Pharmaceutical tablet development “from molecule to product” costs about £1 billion and takes 10 years or more for every new drug. Discovery and pre-clinical testing typically requires 2–5 years and involves screening of hundreds of thousands of potential molecules to identify a potential active pharmaceutical ingredient (API). This is followed by filing a new drug application, which contains not only chemistry and pharmacological data, but also manufacturing information. Concomitant with clinical trials, product development and manufacturing scale-up takes place over several years for all unit operations involved in primary processing (crystallisation of the API through a series of chemical reactions and physical processes such as drying and milling) and secondary processing whereby the API is mixed with excipients (inactive ingredients to ensure bioavailability and stability of the drug and manufacturability into tablets). Addressing manufacturability in primary and secondary processing is based on thermodynamics, mechanistic models, statistical methods, employed successively as illustrated in Fig. 1.

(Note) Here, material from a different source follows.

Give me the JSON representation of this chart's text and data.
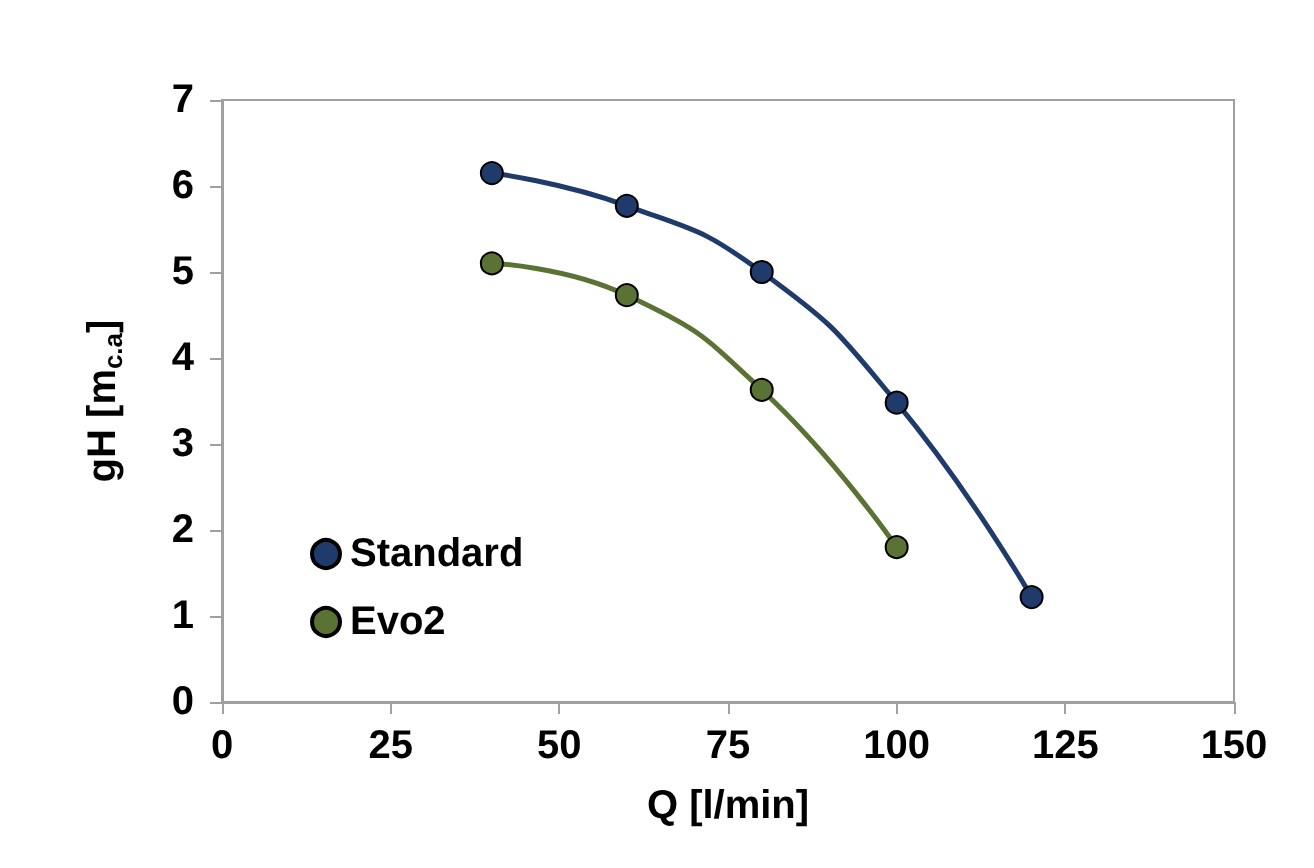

Each step and unit operation presents its own manufacturing problems. Tablet compression is the final manufacturing step where key quality attributes such as weight/content uniformity and mechanical integrity are established. Yet, at this point, undesired agglomeration of powders to the punch faces – a problem known as “sticking” can manifest. Sticking often appears only at full manufacturing scale and it is difficult to predict during the early stages of formulation and process development.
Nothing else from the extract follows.